Knowing What Resonates

Although I have always been an enthusiastic reader, the variety, pace and range of reading that I do now astounds me. After one year of full intellectual contact with online media, I see distinct patterns emerging that determine which content will likely earn a favorite star or be retweeted to my co-learners/explorers.  Five distinct characteristics stand out:

1. I value authors who show their humanity in a palatable and potentially endearing way. No strip tease or outrageous confessions, just individuals who can describe their struggles and victories with a degree of humility, grace and often humor. Pernille Ripp does this extremely well whether she’s writing about her classroom or her living room, it’s all very real and reflective without being creepy.
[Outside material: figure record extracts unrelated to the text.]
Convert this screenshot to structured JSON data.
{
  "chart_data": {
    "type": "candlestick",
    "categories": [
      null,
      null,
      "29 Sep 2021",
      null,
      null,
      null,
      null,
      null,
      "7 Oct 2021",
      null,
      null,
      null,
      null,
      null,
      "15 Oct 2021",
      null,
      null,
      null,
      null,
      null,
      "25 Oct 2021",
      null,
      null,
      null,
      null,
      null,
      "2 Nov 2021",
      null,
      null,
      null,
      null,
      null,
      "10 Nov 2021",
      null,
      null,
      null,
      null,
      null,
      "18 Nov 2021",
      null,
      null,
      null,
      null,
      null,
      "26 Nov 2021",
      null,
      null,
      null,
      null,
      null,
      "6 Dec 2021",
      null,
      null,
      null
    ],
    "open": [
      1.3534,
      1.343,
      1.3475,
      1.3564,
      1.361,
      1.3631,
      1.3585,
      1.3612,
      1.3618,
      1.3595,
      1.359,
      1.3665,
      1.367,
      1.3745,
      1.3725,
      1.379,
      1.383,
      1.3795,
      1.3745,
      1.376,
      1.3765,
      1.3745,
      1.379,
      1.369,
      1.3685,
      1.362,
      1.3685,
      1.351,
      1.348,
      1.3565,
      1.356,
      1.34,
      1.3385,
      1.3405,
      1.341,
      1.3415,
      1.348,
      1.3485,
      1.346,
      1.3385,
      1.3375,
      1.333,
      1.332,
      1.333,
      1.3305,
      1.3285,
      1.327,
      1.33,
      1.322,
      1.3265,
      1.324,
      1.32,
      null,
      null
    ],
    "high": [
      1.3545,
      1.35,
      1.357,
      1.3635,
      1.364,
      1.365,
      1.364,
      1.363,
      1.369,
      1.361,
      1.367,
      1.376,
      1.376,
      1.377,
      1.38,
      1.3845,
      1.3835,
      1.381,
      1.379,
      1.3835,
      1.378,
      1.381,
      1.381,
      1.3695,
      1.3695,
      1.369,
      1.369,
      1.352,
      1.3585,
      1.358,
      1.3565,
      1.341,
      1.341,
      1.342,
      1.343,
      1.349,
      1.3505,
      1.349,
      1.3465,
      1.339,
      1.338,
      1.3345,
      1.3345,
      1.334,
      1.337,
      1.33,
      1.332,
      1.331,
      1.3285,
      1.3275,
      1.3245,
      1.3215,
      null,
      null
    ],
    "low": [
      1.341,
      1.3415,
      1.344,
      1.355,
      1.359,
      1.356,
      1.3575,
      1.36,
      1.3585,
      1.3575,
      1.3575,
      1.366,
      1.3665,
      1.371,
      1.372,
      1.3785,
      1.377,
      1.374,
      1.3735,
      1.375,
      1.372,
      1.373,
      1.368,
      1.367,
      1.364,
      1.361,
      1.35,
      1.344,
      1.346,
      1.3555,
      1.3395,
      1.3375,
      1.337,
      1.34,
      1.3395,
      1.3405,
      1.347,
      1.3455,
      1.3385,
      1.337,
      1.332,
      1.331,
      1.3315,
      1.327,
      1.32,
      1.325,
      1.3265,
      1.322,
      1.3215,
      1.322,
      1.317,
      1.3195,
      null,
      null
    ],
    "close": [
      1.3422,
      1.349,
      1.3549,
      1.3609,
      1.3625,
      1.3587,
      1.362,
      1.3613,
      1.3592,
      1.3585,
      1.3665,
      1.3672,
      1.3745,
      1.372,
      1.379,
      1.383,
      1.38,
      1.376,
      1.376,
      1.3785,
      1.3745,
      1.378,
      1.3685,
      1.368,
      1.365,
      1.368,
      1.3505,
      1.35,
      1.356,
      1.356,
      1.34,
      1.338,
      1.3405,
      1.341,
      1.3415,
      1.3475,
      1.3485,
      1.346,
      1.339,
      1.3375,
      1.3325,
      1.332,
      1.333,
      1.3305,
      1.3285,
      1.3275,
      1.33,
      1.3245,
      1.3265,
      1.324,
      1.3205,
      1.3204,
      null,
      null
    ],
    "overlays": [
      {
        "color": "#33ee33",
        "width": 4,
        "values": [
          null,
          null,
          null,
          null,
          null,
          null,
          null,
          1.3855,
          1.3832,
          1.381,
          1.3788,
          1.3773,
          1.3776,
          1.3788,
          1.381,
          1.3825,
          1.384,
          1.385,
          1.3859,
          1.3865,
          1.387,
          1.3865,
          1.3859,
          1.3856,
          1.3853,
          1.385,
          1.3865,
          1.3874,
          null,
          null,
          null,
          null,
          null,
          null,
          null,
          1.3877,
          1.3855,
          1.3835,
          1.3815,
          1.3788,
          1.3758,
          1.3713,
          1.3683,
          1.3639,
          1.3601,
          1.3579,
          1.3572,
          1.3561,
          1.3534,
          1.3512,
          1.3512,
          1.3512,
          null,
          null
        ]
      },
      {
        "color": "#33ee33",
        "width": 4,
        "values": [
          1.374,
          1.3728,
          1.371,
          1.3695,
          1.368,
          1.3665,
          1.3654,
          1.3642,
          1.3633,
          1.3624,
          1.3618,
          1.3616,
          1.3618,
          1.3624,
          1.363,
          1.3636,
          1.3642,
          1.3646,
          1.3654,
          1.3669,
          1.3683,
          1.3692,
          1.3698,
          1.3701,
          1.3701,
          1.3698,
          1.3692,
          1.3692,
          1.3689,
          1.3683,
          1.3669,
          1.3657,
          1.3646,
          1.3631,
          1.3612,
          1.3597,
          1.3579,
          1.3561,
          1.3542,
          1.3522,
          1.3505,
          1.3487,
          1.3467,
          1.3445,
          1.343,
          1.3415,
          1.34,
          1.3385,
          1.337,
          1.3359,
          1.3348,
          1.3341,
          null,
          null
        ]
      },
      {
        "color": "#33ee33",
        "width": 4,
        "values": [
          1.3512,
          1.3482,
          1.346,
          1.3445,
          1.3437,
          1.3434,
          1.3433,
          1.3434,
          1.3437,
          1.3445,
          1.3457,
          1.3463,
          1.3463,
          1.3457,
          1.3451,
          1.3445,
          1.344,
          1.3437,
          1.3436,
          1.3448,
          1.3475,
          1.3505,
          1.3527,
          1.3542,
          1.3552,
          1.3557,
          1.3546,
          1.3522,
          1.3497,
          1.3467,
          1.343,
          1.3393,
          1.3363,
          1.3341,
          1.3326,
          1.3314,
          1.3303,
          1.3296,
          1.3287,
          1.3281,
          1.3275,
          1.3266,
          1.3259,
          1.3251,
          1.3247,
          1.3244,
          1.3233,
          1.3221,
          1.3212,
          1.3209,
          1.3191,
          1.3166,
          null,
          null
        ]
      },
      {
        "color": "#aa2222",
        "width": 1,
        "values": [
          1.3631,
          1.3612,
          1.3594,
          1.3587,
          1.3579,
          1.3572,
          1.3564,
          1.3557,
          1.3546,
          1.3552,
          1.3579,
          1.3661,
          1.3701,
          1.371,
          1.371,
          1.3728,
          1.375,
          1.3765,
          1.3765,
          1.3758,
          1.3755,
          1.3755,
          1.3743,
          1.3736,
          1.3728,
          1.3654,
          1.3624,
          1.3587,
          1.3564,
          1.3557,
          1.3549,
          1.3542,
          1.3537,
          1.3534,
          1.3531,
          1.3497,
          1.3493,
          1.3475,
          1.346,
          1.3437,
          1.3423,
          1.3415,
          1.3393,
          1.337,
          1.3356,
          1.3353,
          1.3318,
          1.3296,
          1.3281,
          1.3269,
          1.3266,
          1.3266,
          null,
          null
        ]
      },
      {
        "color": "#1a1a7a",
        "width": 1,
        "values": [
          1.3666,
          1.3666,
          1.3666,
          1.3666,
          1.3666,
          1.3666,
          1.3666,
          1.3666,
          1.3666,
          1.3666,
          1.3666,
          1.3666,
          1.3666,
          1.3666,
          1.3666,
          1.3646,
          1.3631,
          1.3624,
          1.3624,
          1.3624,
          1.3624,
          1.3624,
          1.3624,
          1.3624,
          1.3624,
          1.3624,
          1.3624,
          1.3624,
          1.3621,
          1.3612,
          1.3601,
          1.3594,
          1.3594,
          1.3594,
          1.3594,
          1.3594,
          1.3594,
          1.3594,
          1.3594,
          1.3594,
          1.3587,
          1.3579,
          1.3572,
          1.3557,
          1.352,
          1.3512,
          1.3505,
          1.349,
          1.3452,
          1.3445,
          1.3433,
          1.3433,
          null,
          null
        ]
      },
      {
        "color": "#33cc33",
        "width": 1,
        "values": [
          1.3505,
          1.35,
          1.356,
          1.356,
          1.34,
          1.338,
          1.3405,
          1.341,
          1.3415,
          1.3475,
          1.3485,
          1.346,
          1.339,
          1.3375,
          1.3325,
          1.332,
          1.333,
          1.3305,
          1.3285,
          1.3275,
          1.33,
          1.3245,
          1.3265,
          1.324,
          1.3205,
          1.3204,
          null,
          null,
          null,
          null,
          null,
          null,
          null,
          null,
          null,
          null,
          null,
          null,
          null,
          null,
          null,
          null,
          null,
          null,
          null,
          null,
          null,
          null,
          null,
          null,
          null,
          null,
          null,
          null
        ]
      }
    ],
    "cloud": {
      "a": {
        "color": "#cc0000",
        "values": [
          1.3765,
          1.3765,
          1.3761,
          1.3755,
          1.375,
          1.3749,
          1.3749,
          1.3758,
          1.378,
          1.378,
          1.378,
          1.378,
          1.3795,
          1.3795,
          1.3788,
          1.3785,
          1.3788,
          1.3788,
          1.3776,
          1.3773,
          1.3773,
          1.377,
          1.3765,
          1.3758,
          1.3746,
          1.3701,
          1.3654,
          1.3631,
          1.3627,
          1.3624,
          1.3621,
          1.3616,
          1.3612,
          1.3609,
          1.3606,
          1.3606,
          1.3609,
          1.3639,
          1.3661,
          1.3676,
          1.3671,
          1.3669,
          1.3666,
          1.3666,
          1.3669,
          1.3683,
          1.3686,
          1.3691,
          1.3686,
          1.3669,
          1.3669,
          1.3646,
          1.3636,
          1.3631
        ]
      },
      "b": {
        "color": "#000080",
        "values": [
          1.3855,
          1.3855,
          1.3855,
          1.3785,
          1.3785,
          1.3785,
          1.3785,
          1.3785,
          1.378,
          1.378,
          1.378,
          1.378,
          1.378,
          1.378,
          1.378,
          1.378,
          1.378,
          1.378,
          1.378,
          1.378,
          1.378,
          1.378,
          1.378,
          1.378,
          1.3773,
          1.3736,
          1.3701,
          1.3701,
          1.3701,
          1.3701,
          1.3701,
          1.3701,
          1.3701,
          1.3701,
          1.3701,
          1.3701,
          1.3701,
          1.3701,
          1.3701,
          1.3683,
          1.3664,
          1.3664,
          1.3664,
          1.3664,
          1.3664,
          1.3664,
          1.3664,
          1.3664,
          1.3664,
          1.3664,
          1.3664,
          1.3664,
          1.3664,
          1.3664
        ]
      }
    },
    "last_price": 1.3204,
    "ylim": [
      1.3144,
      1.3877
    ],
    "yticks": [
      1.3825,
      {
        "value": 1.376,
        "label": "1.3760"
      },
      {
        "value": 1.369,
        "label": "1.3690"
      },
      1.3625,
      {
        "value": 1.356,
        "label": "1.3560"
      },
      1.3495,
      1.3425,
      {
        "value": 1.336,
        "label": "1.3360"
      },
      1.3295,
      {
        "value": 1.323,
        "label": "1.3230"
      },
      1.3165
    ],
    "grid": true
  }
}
John Spencer (@edrethink) also has knack for thoughtful sharing that is personal and often professionally relevant.

2. System skeptics will inherit the earth even though it’s not really what they wanted in the first place. My heart beats for these perpetual disrupters; the folks who shake their heads, fists or both at the prevailing order and write, write, write, making others uncomfortable with their unforgiving questioning.  Divergent thinking, floating alternatives, and leaving nothing sacred are the hallmarks of this unquiet riot. One of my favorite education system skeptics is Terry Heick. His posts at TeachThought often require 2 or 3 read-throughs in order for me to take in the full depth of his arguments. Raising questions like “What is quality?” or “What’s Best for Kids?” demands a capacity for big picture thinking coupled with an appreciation for the supporting details that make it all go. Grant Lichtman is another agitator for change who has mapped out some very real options for alternative routes in his book, EdJourney.

3. The polemicists.  These authors take debatable positions and in doing so invite discussion with and among readers.  Although I am not a fan of formal debate, when I read an article or blog post that touches a nerve, then I also read a number of comments to get a sense of how others have responded. This practice has truly invigorated my reading in unexpected ways. Having a window into other people’s thinking about the same text has touched off some tremendous learning on my part. And it has allowed me to discover my own comment voice. Tom Whitby of edu fame tends to take strong positions especially with regard to educators and their need to get connected in order to remain relevant.  I agree with him on many points and  I have also disagreed with an idea or two. What is new is that I now take the liberty of speaking up, either in the comment section or even in a separate blog post.  And that experience of daring to hold and also publicly share a dissenting opinion has been both liberating and empowering. Learning to disagree without becoming disagreeable has broadened and sharpened my thinking.  Also check out Jose Vilson for his powerful arguments and the way he addresses opposing views; business and art in the same post.

4. Clarity of purpose and encouragement as a professional mission will get me every time. Two experts who emulate this  are Elena Aguilar and Angela Watson. Both are authors in the educational realm and  each offers unique means to help educators find their inner resources to sustain and grow their practice.  Todd Nesloney (@techninjatodd) also does an amazing job of appreciating and acknowledging his school community even as he spreads that positive
impact around the world. He is clear about his purpose and it shows. I think he must have one of the highest good news quotients on twitter. Worth following.  And sometimes I just stop by cult of pedagogy because Jennifer Gonzales is so remarkably  gracious and personable in all her communications even as she offers tons of resources to make the teaching life better and better.

5. Beauty
When I catch beautiful writing in its tracks, I try to admire it for longer but it always slips away. That’s why it’s such an intense encounter when it happens, like a sudden kiss. Beauty can be funny, come-as-you-are, full of surprise, wearing a hint of mystery – the point is, I never know where beauty will appear – in which post, on which platform, from which author. A short story like this can change my day with the laughter it unleashes.  Sometimes, it’s a picture or a short video, just something that reminds me how amazing this whole “inhabiting the planet earth” narrative is day after day, hour by hour.

2 thoughts on “Knowing What Resonates

  1. Sherri, thank you! I am really honored to be included in this list. I’m familiar with about two-thirds of the people you’re referencing here (and I completely agree with your assessment of them), and will use this post as a “To Do” list for others to check out soon.

    I’m struck over and over again at the beauty of YOUR writing; you just put things in a way that makes me stop and re-read passages. That is something I rarely see online anymore, I guess because so many of us are in a rush to PRODUCE!

    Anyway, thanks for a thoughtful and lovely post. Have a great week!